There are three subfamilies:
In the Faboideae, the flowers have a specialized structure. “The upper petal, called the banner, is large and envelops the rest of the petals in bud, often reflexing when the flower blooms. The two adjacent petals, the wings, surround the two bottom petals. The two bottom petals are fused together at the apex (remaining free at the base), forming a boat-like structure called the keel.”(http://en.wikipedia.org/wiki/Fabaceae)

In the Mimosoideae, the flowers are globose inflorescences. All of the flowers in an inflorescence open at once.

The third group, the Caesalpinioideae mainly comprises of trees distributed in the moist tropics.

The subfamily Mimosoideae is subdivided into four tribes: Acacieae, Ingeae, Mimoseae, and Mimozygantheae.

After learning all this comes the task of discovering the binomial name. Does the acacia I know belong in one of these three subfamilies? Is it in the Acacieae tribe of the Mimosoideae subfamily? After checking out the internet images and the distribution information, Robinia pseudoacacia appeared to be the correct candidate. Is it named as pseudo acacia because it is not classified under the genus Acacieae but in the subfamily Faboideae? For the answers I would need to make the acquaintance of a botanist.

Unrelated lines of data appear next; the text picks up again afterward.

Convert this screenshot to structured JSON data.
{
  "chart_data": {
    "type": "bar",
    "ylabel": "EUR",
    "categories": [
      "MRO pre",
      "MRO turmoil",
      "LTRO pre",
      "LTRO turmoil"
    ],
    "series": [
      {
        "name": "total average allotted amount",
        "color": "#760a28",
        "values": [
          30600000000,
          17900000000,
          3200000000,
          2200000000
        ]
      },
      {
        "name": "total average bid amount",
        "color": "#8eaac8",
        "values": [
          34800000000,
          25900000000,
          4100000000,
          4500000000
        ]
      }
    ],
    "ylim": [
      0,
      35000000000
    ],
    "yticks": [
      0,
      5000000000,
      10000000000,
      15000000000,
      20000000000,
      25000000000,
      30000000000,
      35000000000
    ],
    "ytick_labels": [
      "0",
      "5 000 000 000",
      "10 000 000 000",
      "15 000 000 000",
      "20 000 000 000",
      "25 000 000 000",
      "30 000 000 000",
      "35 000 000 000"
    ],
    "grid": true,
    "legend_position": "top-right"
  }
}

Robinia pseudoacacia is a deciduous tree of the genus Robinia in the subfamily Faboideae. It grows 4–25 meters tall. The leaves are pinnate and the flowers are white or pink, in pendulous racemes.

R. pseudoacacia is naturalized in Europe, Southern Africa and Asia. It grows so abundantly in Istanbul that it surprised me to learn that it is native to the southeastern United States and northern Mexico. The genus is named after the royal French gardeners Jean Robin and his son Vespasien Robin, who introduced the plant to Europe in the beginning of the 17th century.


Have I been able to make the description as complicated for you as it was for me?

Here is a stanza and my approximate translation from a classic song called Akasyalar Açarken-‘When the acacia are blooming’, that everybody still enjoys immensely. The very talented Yesari Asım Arsoy (1900-1992) must have found love to be uncomplicated when he wrote this song:
Yarim gelir yanıma, Kanı kaynar kanıma             My love comes to my side, Gives me much love
Neşe katar canıma, Akasyalar açarken                  Adds joy to my soul, When the acacia are blooming


  1. Hi Beste - I know Mimosa - my uncle (and aunt) were sent Mimosa sprays ... they gave off a beautiful scent ... and reminded them of Africa. I particularly know of Acacia as the thorn tree - that giraffes feed off ... they can cope with the high crown of the tree, and can digest all the nutrients ...

    Incredible history behind the Linnaeian name ... and yes lots of 'muddle' ... lovely poem too ... cheers Hilary

  2. You have colorful memories about Africa, Hilary. Please write a post on this.

  3. This word always reminds me of that song. I wish I recognised the plant more easily. Love the top two photos!